Assembly comprising a tile support and a flashing (11-14) having a first leg adapted for lying substantially in the plane of a roof (2) between battens (9) and a roofing (3) and a second leg adapted for extending at an angle with respect to the first leg and configured to lie substantially parallel to an outer side of a roof window (1), said flashing (11-14) comprising a sealing element made from a compressible insulating material (102') and
the sealing element is made from a slit material or a material with weakening sections forming a series of weak walls, which will break in appropriate places when the material is compressed,

characterized in that the sealing element is attached to the first leg on the side facing the roofing and forms part of the tile support, on which lower ends of tiles are configured to rest so that they are kept level with tiles in the same row next to the roof window, wherein the tile support further includes a dimensionally stable material (101') arranged between the first leg of the flashing and the sealing element, and

wherein cutting lines or tear-off means are provided for allowing adaptation of a height of the dimensionally stable material (101').
Assembly according to claim 1, where a height direction is defined as the direction extending from a first side of the sealing element attached to the first leg of the flashing (11-14) to a second side facing away from the first side, characterized in that the slits (105') or weakening sections extend in the height direction from the second side, and in a plane, which is substantially perpendicular to a length axis of the sealing element.
Assembly according to claim 1 or 2, characterized in that the sealing element is provided with two sets of intersecting slits (105') or weakening sections.
Assembly according to one or more of the preceding claims, characterized in that double sided tape or any other suitable means for attachment is used for attaching the sealing element to the flashing (11-14).
Assembly according to one or more of the preceding claims, characterized in that the height of the sealing element corresponds at least to the depth of hollows in tiles.

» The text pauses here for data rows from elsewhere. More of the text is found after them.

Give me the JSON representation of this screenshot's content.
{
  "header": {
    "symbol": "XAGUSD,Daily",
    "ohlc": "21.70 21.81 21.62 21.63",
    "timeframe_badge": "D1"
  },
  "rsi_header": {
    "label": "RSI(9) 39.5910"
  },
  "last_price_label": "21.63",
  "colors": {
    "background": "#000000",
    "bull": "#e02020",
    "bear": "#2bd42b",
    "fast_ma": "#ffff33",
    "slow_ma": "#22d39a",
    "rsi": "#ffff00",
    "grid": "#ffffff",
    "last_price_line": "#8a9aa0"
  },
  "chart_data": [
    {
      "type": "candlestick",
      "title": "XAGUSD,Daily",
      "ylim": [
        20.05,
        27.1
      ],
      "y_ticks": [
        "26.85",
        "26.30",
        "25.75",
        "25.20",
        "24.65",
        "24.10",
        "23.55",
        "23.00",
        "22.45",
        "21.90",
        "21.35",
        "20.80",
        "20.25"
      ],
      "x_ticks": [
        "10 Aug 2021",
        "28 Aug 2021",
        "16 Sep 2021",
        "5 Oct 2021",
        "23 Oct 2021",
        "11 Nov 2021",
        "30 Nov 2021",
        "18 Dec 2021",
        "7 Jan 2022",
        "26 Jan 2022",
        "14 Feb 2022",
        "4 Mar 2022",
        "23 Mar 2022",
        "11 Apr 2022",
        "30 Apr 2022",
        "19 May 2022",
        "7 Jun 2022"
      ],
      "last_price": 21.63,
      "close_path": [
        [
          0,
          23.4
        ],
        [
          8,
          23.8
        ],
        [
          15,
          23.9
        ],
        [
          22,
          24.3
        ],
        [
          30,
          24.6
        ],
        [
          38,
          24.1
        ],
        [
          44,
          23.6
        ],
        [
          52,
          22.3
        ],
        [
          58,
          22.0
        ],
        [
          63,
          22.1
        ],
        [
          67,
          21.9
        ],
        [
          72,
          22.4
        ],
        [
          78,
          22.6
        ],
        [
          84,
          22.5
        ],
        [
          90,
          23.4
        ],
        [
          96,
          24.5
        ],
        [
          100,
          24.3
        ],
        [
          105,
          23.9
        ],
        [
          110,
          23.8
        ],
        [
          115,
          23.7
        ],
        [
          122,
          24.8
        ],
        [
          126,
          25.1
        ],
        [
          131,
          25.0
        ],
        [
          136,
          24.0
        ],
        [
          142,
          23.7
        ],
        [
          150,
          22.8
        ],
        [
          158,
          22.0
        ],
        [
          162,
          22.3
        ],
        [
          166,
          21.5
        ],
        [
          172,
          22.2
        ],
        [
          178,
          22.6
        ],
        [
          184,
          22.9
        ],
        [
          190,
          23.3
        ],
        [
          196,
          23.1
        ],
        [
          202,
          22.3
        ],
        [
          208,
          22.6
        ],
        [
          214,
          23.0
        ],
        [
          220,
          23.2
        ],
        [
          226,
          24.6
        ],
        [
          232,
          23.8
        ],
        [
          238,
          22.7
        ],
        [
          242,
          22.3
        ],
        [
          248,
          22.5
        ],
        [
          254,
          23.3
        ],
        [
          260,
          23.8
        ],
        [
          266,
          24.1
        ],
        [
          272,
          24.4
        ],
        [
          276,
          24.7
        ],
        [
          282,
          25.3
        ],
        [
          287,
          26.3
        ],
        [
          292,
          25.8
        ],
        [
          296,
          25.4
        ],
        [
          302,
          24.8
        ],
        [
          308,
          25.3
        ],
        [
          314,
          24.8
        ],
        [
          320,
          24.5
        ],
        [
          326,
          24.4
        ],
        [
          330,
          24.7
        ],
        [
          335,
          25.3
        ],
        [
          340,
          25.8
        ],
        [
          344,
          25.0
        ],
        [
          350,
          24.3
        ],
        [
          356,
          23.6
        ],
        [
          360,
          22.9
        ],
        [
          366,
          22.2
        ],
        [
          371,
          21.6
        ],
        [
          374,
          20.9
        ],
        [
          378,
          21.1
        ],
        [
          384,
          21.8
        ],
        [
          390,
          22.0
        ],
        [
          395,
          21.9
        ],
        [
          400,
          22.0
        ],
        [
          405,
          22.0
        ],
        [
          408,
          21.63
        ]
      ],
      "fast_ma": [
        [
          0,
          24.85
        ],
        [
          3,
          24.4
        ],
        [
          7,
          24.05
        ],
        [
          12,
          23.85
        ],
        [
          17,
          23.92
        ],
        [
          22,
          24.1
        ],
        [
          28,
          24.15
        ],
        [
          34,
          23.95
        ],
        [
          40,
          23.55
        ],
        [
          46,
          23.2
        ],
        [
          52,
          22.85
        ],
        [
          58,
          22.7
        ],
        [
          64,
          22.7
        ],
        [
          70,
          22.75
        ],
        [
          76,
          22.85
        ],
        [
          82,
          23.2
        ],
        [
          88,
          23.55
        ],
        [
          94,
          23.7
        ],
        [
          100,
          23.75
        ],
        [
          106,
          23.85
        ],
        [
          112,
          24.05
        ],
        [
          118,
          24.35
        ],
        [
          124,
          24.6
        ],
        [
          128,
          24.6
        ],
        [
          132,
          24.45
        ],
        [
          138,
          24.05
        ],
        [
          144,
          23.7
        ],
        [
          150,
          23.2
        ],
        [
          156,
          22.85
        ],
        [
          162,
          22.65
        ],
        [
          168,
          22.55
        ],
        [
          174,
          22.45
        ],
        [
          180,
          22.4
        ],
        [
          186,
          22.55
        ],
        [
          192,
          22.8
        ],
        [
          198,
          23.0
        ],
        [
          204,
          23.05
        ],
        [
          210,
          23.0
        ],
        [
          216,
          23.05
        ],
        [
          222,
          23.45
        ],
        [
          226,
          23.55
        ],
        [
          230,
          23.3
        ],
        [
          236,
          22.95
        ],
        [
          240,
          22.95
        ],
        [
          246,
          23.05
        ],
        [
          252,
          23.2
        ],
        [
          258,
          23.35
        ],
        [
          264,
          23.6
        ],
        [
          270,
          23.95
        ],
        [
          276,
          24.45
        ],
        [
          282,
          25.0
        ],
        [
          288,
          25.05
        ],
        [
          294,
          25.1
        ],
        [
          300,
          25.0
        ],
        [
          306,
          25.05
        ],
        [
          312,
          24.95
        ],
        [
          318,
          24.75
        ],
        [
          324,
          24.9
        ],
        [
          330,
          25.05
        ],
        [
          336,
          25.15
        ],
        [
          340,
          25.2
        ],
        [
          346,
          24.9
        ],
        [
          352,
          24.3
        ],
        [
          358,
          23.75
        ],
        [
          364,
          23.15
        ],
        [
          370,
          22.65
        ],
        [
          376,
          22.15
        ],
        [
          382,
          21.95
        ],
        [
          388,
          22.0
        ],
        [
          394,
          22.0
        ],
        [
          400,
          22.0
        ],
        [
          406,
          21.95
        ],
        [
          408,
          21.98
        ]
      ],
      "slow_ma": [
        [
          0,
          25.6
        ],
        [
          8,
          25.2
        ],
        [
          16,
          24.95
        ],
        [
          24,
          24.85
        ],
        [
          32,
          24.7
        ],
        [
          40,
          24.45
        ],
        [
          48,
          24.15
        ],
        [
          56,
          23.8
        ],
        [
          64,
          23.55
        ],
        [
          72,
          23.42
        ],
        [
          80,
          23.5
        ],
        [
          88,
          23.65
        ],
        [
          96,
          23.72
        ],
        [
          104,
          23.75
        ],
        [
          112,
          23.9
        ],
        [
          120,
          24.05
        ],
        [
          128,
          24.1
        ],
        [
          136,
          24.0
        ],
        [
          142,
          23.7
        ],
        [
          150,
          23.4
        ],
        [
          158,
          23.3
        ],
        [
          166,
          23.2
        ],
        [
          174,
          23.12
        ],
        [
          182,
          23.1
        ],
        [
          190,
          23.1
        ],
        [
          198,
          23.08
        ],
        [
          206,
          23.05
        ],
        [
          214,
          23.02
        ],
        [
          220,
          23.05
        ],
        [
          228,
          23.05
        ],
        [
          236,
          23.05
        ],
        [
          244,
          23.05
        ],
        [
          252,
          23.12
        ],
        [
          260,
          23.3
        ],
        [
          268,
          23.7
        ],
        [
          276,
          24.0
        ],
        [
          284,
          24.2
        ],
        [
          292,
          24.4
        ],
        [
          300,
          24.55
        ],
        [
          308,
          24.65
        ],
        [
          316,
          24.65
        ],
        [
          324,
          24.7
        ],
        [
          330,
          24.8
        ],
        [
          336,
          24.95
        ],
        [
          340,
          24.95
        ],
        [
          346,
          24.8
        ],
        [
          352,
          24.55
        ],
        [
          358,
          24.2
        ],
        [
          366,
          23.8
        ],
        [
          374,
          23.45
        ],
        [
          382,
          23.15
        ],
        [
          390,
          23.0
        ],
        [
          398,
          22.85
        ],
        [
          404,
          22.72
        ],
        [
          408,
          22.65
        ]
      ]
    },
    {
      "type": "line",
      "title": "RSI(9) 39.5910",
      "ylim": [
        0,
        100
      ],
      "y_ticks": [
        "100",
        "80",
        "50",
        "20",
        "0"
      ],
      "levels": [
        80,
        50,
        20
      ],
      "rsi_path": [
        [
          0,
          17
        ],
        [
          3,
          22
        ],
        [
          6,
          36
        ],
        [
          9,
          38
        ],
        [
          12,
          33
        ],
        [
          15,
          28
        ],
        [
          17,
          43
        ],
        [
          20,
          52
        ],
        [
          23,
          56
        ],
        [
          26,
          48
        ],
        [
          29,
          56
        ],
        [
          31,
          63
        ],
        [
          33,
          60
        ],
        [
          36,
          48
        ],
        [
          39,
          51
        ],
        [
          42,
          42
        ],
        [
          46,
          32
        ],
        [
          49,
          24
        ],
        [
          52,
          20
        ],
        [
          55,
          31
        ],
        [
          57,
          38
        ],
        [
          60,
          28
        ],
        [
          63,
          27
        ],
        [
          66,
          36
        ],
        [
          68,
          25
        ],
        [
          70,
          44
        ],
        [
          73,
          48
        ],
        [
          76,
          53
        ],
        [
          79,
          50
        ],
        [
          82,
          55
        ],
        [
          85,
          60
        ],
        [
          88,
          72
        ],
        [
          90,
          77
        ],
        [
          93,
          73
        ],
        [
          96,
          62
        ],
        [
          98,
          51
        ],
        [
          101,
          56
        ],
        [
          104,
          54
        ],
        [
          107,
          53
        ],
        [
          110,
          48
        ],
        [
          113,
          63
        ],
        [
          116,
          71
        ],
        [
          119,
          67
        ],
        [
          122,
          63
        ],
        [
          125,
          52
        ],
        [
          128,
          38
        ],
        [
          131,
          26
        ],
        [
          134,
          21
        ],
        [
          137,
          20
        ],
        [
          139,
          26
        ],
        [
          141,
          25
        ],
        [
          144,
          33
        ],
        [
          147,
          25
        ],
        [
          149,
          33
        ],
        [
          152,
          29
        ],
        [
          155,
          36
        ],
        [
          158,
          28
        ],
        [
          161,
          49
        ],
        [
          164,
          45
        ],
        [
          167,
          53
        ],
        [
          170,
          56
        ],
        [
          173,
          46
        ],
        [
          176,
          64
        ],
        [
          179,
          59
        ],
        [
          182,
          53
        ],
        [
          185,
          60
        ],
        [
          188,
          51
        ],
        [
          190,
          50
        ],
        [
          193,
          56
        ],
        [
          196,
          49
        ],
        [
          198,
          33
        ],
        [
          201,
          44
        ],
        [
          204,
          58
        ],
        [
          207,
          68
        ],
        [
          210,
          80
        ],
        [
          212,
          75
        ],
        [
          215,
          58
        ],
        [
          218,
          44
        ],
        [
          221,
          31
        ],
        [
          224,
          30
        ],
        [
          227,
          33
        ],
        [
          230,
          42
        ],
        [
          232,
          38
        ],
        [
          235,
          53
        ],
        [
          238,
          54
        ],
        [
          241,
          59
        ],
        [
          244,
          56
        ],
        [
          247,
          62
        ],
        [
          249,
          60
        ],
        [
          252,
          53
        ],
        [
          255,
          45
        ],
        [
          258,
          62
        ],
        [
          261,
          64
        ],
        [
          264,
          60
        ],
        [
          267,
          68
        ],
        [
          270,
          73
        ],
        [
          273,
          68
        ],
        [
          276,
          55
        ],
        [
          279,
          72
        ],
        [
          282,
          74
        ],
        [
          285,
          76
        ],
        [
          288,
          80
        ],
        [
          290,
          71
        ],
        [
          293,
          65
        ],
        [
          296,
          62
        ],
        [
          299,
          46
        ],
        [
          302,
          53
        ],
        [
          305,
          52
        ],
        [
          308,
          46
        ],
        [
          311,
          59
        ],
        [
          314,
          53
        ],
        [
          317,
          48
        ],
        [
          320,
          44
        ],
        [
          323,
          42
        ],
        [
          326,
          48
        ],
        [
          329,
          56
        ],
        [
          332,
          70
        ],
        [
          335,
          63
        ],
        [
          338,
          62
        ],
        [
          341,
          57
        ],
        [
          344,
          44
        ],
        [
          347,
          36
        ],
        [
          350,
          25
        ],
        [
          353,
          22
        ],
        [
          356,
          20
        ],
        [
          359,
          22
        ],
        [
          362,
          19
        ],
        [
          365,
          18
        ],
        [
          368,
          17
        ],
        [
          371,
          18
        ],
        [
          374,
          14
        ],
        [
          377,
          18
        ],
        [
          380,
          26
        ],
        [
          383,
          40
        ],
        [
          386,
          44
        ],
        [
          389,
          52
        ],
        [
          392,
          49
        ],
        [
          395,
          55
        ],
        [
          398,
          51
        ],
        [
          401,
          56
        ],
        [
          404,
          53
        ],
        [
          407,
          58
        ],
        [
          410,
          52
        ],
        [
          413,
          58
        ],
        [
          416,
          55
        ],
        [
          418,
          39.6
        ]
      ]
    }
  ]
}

Assembly according to any of claims 1-5, wherein the tile support is in use arranged on the flashing and comprises a sealing element made from a compressible insulating material (102') made from a slit material or a material with weakening sections forming a series of weak walls, which will break in appropriate places when the material is compressed, characterized in that the sealing element is attached to the first leg on the side facing the roofing (3) and further includes a dimensionally stable material (101') connected to the compressible insulating material (102') so that in the mounted state it is arranged between the first leg of the flashing (11-14) and the sealing element.